Okay maybe not so clear as all 3 looks quite close :(
We can use scipy.stats
as its random variables also has the ability to draw random values from the specified distribution (i.e., to get values of the random variable).
The method to do this is called rvs
. If it is called with no argument, then it generates a single value of that random variable [Shea, 2021].
Y.rvs() # 1 sample
0
Y.rvs(size=10) # 10 samples from the distribution
array([0, 1, 1, 0, 0, 0, 0, 0, 0, 0])
In our case, we can do the same, 1000, 5000 and 9000 and plot them compared to the true distribution.
num_sims = 1000
y = Y.rvs(num_sims)
counts = np.asarray([list(y).count(0), list(y).count(1)]) # how many no covid vs covid
print(f"The relative freqs are {counts/num_sims}")

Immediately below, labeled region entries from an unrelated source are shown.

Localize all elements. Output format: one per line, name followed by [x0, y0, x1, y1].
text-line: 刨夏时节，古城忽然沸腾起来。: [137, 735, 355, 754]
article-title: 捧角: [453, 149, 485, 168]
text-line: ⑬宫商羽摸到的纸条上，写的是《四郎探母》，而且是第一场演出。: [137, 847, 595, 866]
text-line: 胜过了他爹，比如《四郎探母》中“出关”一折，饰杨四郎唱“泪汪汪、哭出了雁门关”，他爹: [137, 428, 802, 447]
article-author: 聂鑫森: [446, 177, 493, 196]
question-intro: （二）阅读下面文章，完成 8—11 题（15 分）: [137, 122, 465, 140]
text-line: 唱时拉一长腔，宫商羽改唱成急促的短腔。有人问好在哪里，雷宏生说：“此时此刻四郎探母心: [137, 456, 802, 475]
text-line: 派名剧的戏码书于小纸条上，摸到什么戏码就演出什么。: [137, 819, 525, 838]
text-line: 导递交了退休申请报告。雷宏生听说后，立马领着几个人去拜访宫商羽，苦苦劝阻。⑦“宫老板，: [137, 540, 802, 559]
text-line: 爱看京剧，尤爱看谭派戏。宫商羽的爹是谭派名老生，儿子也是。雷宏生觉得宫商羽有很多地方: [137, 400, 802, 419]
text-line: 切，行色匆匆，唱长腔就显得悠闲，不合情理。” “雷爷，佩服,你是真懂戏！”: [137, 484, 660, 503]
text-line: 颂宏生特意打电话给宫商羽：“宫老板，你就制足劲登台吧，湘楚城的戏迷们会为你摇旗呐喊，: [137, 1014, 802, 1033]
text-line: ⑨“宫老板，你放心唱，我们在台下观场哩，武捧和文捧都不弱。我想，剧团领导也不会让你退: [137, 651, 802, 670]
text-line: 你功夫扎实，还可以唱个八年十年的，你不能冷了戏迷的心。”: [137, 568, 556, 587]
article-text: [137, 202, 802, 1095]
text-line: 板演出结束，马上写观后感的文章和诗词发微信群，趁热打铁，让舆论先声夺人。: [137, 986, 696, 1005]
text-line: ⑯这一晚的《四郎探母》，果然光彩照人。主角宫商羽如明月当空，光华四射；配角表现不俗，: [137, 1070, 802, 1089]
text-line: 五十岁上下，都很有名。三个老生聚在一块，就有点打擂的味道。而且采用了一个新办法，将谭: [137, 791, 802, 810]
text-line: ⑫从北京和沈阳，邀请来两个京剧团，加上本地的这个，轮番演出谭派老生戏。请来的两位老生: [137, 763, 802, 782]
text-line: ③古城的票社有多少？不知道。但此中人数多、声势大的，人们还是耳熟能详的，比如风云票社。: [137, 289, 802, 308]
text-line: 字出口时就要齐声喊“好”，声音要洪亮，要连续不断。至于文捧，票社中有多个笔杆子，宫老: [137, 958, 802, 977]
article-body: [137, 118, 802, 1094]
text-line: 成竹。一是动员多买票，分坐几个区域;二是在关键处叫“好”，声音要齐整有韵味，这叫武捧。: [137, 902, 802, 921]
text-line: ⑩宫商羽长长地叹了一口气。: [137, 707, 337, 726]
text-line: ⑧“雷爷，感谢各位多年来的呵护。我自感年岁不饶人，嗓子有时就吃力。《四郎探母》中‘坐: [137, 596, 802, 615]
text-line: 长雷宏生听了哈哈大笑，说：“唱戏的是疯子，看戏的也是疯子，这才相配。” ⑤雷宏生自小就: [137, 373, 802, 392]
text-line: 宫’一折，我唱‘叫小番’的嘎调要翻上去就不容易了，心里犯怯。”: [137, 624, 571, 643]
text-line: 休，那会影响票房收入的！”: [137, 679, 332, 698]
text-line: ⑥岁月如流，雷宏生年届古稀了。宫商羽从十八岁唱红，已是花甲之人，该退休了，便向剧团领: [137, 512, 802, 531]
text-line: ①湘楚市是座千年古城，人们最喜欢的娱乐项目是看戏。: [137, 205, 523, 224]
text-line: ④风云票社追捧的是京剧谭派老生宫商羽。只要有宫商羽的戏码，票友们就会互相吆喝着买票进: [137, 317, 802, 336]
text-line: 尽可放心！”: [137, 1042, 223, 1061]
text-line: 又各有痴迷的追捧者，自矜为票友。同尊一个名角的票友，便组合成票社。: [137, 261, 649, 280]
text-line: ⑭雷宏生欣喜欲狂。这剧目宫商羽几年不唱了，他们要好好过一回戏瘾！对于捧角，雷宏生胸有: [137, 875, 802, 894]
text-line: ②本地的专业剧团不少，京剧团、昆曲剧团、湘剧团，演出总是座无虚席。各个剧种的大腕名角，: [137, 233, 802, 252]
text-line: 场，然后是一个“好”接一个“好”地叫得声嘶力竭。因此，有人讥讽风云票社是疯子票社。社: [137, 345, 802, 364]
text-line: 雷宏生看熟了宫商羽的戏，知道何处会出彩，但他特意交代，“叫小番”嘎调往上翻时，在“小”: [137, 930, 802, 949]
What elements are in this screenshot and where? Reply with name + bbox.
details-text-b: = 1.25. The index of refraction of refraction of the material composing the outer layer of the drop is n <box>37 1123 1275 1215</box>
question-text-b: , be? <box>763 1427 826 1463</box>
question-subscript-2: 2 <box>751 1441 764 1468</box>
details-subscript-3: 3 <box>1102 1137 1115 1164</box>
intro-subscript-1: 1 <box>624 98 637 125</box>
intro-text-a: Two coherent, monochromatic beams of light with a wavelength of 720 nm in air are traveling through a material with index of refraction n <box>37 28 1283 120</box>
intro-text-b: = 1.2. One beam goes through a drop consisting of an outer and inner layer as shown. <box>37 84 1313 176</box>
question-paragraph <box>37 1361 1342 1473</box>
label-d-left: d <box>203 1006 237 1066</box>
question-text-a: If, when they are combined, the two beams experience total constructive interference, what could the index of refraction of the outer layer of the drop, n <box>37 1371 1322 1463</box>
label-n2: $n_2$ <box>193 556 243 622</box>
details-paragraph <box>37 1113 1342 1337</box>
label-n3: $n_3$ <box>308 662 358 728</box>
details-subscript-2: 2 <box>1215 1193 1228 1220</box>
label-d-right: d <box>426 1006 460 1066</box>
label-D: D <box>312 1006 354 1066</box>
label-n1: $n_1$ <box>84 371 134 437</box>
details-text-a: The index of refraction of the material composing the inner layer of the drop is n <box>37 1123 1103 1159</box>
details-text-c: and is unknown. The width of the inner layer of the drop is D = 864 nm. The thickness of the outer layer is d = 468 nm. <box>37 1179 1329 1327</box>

plt.bar([0, 1], counts / num_sims, alpha=0.5)
plt.stem([0, 1], Y.pmf([0, 1]), linefmt="orange", use_line_collection=True);
The relative freqs are [0.821 0.179]
num_sims = 5000
y = Y.rvs(num_sims)
counts = np.asarray([list(y).count(0), list(y).count(1)]) # how many no covid vs covid
print(f"The relative freqs are {counts/num_sims}")
plt.bar([0, 1], counts / num_sims, alpha=0.5)
plt.stem([0, 1], Y.pmf([0, 1]), linefmt="orange", use_line_collection=True);
The relative freqs are [0.8018 0.1982]
num_sims = 9000
y = Y.rvs(num_sims)
counts = np.asarray([list(y).count(0), list(y).count(1)]) # how many no covid vs covid
print(f"The relative freqs are {counts/num_sims}")
plt.bar([0, 1], counts / num_sims, alpha=0.5)
plt.stem([0, 1], Y.pmf([0, 1]), linefmt="orange", use_line_collection=True);
The relative freqs are [0.79922222 0.20077778]
Bernoulli Sampling#
One way is sample with replacement so samples are independent, but if sample size is large enough, sample without also converges.
Logistic Regression#
The Bernoulli distribution can be used to model the response of a logistic regression model conditionally. For example, let \(Y\) be 0 or 1, denoting if a person has covid. The predictors is the height and weight of the person. Then \(Y(y=1 | X = x)\) follows a Bernoulli distribution (conditional).